Не из рассказов ли Кандинского, не из его ли встреч и бесед с немецким молодым писателем вышла эта симпатичная фигура, эта понимающая и умная женщина, которой можно рассказать самые заветные мысли и странные придумки, приходящие в голову молодому ищущему художнику? Она-то и поймет. Русская душа открыта опасным догадкам, искусительным странствиям за линию запрета, в область непозволительного. (В послевоенном романе Томаса Манна «Волшебная гора» именно русская героиня понимает такие вещи о людях, жизни и смерти, которые европейцу не полагается понимать, не хочется понимать и о которых боязно даже догадываться.)
Или же Томас Манн использовал при описании своей героини впечатления от двух сразу русских женщин — от реальной художницы Марианны Веревкиной и от фигурировавшей в воспоминаниях Кандинского тетки Лизаветы Ивановны? Не сливались ли эти два персонажа в воображении писателя, быстро поднимающегося к вершинам своего искусства? Впрочем, это уже совсем бездоказательные догадки. Оставим их здесь на правах случайных гостей.
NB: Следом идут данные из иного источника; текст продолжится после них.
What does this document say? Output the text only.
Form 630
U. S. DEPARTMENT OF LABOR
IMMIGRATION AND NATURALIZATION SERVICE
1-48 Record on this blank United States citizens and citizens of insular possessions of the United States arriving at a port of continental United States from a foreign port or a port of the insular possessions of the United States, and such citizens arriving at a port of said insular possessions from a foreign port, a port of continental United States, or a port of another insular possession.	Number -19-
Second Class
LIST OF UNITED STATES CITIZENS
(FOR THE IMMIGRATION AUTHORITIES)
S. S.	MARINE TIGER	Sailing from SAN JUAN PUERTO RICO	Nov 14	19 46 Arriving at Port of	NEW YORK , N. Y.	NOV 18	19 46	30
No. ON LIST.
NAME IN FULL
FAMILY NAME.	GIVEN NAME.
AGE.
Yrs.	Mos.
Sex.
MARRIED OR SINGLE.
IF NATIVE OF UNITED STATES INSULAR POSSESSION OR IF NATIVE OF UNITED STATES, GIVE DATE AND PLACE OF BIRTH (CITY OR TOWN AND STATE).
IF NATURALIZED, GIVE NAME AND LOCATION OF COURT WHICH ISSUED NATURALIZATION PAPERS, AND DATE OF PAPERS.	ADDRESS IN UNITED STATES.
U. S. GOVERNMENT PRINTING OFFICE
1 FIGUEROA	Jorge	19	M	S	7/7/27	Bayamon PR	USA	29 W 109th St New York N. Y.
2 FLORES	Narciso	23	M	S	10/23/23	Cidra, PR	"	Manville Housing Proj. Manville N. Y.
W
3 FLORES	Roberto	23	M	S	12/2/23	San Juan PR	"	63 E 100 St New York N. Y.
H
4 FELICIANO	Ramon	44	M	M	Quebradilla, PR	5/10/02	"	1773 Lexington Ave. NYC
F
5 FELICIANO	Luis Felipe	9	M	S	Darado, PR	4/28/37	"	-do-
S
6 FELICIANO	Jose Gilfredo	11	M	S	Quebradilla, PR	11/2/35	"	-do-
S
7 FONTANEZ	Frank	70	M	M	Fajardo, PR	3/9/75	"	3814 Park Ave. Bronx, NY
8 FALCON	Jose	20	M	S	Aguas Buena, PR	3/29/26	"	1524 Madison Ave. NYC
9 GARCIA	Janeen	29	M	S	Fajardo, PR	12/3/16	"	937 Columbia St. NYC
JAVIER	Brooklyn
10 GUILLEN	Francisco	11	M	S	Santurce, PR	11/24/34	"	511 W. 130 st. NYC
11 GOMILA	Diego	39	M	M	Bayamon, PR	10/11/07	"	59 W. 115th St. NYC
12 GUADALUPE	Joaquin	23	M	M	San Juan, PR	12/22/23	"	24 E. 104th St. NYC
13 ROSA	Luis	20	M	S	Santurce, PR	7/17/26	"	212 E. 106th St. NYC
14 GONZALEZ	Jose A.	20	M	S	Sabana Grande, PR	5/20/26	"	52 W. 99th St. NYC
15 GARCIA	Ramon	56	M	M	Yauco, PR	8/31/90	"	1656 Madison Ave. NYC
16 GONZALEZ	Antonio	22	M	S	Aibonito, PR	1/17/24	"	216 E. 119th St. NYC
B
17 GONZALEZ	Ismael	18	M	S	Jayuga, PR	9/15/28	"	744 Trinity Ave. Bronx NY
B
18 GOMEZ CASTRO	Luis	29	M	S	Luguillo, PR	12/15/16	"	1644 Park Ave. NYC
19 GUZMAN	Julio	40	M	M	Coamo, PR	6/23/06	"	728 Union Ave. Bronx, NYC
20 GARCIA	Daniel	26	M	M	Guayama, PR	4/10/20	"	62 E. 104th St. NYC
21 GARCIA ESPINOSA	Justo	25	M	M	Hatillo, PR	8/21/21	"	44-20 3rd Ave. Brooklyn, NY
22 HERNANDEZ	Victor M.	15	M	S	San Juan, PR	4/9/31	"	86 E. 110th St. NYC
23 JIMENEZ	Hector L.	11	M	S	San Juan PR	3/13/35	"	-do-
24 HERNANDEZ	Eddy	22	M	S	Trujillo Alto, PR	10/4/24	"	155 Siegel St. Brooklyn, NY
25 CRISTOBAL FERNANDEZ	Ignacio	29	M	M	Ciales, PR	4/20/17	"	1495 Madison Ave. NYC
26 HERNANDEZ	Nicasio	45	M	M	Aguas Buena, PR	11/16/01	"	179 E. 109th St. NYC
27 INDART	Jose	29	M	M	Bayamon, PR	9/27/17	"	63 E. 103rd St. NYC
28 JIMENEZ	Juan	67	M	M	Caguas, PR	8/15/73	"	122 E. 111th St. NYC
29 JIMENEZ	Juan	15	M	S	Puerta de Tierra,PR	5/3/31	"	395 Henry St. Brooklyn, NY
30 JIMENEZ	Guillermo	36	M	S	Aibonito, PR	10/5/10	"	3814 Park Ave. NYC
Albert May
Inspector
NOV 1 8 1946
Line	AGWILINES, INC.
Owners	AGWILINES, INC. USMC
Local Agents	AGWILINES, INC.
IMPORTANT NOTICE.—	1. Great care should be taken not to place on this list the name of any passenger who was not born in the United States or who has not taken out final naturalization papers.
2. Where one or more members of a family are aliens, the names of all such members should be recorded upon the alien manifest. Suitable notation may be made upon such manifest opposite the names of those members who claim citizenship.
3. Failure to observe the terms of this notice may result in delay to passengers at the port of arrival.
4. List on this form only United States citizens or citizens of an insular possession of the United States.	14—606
Но давать им много воли не станем.
Вероятно, смыслы картин раннего Кандинского связаны с мюнхенским кругом, с пантеизмом Франца Марка и мистицизмом Явленского и Веревкиной, с «космогоническим эросом» Клагеса и с боговидением Рильке. С философией нового языка у Гофмансталя. Разумеется, если смотреть в более отдаленной перспективе — с философией Владимира Соловьева и прозрениями Дмитрия Мережковского. С ними у него есть явные созвучия. Он — их поля ягода, их формата личность. Мюнхенский концерт блестящих талантов наблюдал и описывал молодой и набирающий творческую мощь Томас Манн.
Такова почва и питательная среда, в которой существует наш герой, живописец и мыслитель, поэт и теоретик. Он оказался в правильном месте в правильное время. В таком окружении его бурные творческие потенции должны были проявиться с особенной отвагой и яркостью. Мы сейчас увидим, как распускаются эти цветы, как появляются удивительные картины мастера.
В качестве дополнения и своего рода иронического примечания следует также отметить, что в мюнхенском окружении и в европейской культуре тех лет наличествовали не только замечательные таланты и блестящие мастера мысли и слова, но и причудливые личности определенного рода, тянувшиеся к эзотерическим учениям. Так бывает. Рядом с гениями определенного рода часто обретаются поклонники и восторженные последователи, слегка (или даже основательно)
Рядом с Кандинским мелькают странные персонажи, чудаки и открыватели духовных измерений — экспонаты социальной кунсткамеры. Таков был энтузиаст Эрих Гут-кинд, проповедник «путешествий экстаза» и автор книги под выразительным названием «Сидерическое Рождение, или Серафическое Путешествие от Мировой Смерти к Крещению Деянием». По всей видимости, Кандинский благоволил этому странному человеку, в сущности, блаженному и трогательному. Как справедливо заметил менее терпеливый Франц Марк, книжку про сидерические и серафические дела читать было почти невозможно[48]. Он мягко выразился. Читать подобное, будучи нормальным человеком, вообще не следует. Кандинский наверняка понимал правоту друга Франца, но продолжал терпеливо общаться с чудаком и полубезумным искателем потусторонних прозрений.
Другим чудаком из окружения Кандинского был Дмитрие Митринович, боснийский мистик и, по всей видимости, незаурядная личность. Он пытался уговорить Кандинского основать «Ежегодник, подготавливающий объединение всех духовных наук». Василий Васильевич сочувственно описал встречи и разговоры с пламенным Митриновичем в письме Францу Марку и просил друга не сердиться за эти строки. Художник сам понимал, что имеет дело с блаженным, если не сумасшедшим. Но почему-то слушал этого фантазера и разговаривал с ним. Франц Марк, напротив, опасался и сторонился подобных носителей экстатической бациллы, ибо он ценил состояние душевной полноты и открытости, а психологически неуравновешенные экземпляры среди двуногих собратьев мешали ему содержать душу в порядке и равновесии. Брат Франц был прав, когда замечал, что, встречаясь с такими персонажами, как Гуткинд и Митринович, можно и самому повредиться умом. Но Кандинского что-то привлекало в этих как будто анекдотических персонажах, словно предназначенных для сцены кабаре.